Titan is one of the most Earth-like places in the solar system, and the only place other than our planet that has stable liquid on its surface.
Cassini’s recent close flybys are bringing into sharper focus a region in Titan’s northern hemisphere that sparkles with almost all of the moon’s seas and lakes. Scientists working with the spacecraft’s radar instrument have put together the most detailed multi-image mosaic of that region to date. The image includes all the seas and most of the major lakes. Some of the flybys tracked over areas that previously were seen at a different angle, so researchers have been able to create a flyover of the area around Titan’s largest and second-largest seas, known as Kraken Mare and Ligeia Mare, respectively, and some of the nearby lakes.
“Learning about surface features like lakes and seas helps us to understand how Titan’s liquids, solids, and gases interact to make it so Earth-like,” said Steve Wall from NASA’s Jet Propulsion Laboratory in Pasadena, California. “While these two worlds aren’t exactly the same, it shows us more and more Earth-like processes as we get new views.”
These new images show that Kraken Mare is more extensive and complex than previously thought. They also show that nearly all of the lakes on Titan fall into an area covering about 600 miles by 1,100 miles (900 kilometers by 1,800 kilometers). Only 3 percent of the liquid at Titan falls outside this area.
“Scientists have been wondering why Titan’s lakes are where they are. These images show us that the bedrock and geology must be creating a particularly inviting environment for lakes in this box,” said Randolph Kirk from the U.S. Geological Survey in Flagstaff, Arizona. “We think it may be something like the formation of the prehistoric lake called Lake Lahontan near Lake Tahoe in Nevada and California, where deformation of the crust created fissures that could be filled up with liquid.”
A creative application of a method previously used to analyze data at Mars also revealed that Ligeia Mare is about 560 feet (170 meters) deep. This is the first time scientists have been able to plumb the bottom of a lake or sea on Titan. This was possible partly because the liquid turned out to be very pure, allowing the radar signal to pass through it easily. The liquid surface may be as smooth as the paint on our cars, and it is very clear to radar eyes.
The new results indicate the liquid is mostly methane, somewhat similar to a liquid form of natural gas on Earth.
“Ligeia Mare turned out to be just the right depth for radar to detect a signal back from the sea floor, which is a signal we didn’t think we’d be able to get,” said Marco Mastrogiuseppe, a Cassini radar team associate at Sapienza University of Rome. “The measurement we made shows Ligeia to be deeper in at least one place than the average depth of Lake Michigan.”

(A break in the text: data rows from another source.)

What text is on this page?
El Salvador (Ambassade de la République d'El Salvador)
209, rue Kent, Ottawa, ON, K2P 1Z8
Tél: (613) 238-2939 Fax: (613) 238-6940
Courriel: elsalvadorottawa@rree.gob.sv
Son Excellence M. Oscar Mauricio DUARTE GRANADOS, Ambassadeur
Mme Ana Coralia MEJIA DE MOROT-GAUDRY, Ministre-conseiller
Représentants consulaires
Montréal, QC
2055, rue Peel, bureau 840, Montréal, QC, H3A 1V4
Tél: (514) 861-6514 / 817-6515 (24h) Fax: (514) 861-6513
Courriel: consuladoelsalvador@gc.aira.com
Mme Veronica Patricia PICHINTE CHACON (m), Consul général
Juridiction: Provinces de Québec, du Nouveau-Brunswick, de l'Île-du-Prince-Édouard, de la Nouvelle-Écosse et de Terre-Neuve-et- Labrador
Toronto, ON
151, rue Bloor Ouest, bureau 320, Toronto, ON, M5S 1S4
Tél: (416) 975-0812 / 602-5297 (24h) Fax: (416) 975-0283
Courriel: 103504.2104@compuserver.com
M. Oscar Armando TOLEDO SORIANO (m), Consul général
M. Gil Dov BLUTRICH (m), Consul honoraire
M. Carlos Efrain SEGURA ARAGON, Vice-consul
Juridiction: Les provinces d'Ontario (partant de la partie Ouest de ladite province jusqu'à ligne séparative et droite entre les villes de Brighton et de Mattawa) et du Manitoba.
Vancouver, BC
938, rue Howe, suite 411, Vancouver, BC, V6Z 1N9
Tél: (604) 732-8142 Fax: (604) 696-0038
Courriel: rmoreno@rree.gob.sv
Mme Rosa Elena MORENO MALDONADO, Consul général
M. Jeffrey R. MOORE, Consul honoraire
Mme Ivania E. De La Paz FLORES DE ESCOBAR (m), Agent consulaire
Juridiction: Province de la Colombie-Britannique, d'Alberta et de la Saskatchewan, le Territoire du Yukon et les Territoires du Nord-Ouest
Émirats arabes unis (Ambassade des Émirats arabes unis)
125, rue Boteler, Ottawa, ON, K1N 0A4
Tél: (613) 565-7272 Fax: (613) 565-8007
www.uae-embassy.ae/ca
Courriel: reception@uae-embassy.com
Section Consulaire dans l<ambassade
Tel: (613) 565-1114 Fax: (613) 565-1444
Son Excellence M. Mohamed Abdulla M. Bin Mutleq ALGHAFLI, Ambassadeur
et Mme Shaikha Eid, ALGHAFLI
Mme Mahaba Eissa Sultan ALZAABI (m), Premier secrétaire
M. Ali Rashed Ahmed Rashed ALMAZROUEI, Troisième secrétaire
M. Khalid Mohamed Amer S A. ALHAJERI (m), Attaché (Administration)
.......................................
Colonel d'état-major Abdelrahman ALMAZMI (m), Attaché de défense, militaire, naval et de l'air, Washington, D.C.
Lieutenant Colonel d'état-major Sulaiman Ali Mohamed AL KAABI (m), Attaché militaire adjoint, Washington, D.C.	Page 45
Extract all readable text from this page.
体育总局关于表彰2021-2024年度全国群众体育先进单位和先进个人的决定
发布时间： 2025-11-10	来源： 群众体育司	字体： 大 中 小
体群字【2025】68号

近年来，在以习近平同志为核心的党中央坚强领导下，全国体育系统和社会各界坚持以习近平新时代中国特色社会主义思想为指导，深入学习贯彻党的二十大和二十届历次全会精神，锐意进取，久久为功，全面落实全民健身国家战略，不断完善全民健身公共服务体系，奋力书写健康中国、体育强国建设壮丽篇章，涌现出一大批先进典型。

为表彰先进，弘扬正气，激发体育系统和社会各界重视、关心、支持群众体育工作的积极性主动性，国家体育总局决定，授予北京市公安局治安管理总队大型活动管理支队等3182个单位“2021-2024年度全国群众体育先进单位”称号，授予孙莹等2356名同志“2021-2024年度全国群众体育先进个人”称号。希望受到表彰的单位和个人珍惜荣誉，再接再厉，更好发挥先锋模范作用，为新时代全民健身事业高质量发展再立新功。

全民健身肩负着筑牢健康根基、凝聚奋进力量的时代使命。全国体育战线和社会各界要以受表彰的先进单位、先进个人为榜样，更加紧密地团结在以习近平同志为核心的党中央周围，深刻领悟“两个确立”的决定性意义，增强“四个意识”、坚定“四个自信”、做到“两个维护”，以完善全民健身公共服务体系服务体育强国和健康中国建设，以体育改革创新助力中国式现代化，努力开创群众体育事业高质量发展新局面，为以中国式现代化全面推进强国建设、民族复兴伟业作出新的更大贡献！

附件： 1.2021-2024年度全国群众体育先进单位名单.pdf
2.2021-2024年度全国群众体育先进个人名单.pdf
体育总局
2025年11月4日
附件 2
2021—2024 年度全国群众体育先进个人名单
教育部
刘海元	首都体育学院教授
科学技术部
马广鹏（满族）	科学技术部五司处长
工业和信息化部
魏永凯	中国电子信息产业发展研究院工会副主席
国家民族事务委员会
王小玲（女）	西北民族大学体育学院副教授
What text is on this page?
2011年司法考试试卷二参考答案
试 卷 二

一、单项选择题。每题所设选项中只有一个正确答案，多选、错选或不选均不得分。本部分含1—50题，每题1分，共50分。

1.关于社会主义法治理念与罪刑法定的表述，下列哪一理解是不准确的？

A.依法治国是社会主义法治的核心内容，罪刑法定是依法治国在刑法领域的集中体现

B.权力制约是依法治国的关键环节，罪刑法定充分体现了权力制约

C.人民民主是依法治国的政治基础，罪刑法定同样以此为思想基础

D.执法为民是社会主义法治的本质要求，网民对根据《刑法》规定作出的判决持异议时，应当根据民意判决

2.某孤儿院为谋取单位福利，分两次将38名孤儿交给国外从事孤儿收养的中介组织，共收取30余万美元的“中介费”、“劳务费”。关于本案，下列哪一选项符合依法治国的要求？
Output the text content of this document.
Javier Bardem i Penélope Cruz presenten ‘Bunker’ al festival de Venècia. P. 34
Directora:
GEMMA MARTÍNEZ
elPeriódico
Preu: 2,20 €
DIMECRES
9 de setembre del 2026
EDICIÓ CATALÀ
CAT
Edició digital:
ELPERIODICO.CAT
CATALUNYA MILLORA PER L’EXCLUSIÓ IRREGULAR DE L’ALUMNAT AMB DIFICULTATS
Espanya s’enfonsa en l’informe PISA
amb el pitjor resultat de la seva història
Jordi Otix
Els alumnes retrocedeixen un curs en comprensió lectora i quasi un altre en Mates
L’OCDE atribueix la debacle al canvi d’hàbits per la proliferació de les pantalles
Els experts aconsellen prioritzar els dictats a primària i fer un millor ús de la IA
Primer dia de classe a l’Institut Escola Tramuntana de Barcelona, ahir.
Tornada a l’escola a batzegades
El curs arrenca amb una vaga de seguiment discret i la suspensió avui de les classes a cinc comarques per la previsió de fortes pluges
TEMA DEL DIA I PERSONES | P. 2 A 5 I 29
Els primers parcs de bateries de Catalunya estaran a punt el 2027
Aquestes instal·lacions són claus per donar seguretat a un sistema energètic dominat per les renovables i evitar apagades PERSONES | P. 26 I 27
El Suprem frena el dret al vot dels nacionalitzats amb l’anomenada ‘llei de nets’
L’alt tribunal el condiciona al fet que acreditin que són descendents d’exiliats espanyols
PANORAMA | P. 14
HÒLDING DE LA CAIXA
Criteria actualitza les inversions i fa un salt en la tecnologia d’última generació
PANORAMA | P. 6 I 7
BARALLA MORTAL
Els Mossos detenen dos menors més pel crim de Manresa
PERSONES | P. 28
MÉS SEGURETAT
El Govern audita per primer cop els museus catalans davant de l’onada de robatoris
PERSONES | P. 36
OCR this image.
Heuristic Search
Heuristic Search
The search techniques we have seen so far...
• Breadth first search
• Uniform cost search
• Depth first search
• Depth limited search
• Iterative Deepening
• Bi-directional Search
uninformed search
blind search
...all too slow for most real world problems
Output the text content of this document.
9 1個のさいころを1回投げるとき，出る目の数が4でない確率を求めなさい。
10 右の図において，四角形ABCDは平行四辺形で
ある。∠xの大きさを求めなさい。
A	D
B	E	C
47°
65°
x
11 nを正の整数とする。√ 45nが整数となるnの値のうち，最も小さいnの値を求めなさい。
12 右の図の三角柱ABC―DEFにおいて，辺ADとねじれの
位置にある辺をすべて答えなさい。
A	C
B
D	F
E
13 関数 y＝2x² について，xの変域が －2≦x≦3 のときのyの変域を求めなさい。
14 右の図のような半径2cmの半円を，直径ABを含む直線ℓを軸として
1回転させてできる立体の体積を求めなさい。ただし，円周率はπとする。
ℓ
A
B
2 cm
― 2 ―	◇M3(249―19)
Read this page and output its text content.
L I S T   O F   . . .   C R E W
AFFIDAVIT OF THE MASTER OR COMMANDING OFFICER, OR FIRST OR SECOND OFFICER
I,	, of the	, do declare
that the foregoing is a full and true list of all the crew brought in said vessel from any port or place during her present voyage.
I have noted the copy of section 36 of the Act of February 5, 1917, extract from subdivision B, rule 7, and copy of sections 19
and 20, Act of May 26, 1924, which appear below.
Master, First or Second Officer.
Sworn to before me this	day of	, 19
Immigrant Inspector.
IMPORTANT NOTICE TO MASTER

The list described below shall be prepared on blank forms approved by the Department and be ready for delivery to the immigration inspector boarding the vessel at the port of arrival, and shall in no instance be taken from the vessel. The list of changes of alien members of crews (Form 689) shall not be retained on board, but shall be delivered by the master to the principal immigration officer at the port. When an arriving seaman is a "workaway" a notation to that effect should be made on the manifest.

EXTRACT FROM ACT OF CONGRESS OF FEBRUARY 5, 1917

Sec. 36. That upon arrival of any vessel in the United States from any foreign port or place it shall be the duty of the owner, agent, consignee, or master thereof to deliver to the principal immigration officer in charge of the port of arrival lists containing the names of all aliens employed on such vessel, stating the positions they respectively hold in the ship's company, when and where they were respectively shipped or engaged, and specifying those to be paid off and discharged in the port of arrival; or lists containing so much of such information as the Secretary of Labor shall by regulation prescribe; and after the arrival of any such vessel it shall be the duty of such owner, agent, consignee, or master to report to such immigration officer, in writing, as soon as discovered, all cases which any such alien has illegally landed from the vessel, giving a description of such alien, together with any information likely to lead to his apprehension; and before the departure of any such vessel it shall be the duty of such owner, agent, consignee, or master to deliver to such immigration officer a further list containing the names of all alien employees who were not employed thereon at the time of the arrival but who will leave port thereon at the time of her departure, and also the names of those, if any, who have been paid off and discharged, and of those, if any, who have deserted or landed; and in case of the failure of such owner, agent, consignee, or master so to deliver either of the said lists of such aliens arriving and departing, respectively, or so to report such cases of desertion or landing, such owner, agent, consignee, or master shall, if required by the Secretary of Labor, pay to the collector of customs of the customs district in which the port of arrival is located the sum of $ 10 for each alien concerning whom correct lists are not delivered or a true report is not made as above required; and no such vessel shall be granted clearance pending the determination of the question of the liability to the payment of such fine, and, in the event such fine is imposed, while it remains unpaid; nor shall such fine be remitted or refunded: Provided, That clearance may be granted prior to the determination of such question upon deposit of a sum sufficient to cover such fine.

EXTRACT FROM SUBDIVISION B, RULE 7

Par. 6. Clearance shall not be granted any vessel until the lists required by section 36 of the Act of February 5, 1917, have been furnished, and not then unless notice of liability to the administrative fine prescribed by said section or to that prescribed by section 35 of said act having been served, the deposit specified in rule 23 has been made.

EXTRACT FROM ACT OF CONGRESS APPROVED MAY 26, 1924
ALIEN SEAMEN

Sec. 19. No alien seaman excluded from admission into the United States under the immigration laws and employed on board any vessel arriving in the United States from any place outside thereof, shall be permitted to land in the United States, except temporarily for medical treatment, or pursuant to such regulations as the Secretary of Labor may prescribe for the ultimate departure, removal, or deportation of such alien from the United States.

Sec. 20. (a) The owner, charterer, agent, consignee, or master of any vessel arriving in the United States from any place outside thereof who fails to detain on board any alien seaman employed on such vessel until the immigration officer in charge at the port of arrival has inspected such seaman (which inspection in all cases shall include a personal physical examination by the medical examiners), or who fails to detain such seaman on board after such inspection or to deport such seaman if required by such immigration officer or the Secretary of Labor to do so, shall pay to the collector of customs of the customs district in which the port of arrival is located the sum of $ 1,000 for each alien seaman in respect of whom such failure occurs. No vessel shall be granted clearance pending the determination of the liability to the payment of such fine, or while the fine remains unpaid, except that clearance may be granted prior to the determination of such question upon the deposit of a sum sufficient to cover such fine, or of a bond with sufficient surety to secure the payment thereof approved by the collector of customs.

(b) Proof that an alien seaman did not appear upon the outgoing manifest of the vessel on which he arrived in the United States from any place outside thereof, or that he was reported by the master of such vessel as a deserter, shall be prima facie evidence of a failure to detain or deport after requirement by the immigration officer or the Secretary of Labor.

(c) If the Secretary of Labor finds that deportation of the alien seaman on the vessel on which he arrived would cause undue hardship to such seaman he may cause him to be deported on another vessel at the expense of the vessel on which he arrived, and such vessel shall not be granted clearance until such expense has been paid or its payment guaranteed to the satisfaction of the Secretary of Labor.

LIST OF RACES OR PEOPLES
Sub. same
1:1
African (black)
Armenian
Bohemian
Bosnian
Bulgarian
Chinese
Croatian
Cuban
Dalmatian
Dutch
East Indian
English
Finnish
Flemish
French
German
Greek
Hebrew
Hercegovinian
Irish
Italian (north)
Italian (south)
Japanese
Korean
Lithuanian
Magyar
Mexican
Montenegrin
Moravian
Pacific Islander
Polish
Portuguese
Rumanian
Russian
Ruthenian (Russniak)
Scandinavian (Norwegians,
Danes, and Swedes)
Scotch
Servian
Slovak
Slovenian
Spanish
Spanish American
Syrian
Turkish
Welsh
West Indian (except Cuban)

One implication is that Cassini scientists now can estimate the total volume of the liquids on Titan. Based on Mastrogiuseppe’s work, calculations made by Alexander Hayes of Cornell University in Ithaca, New York, show there are about 2,000 cubic miles (9,000 cubic km) of liquid hydrocarbon, about 40 times more than in all the proven oil reservoirs on Earth.
As Cassini gets closer to northern summer in the Saturn system, mission scientists look forward to potentially the most exciting time for weather at Titan’s northern hemisphere.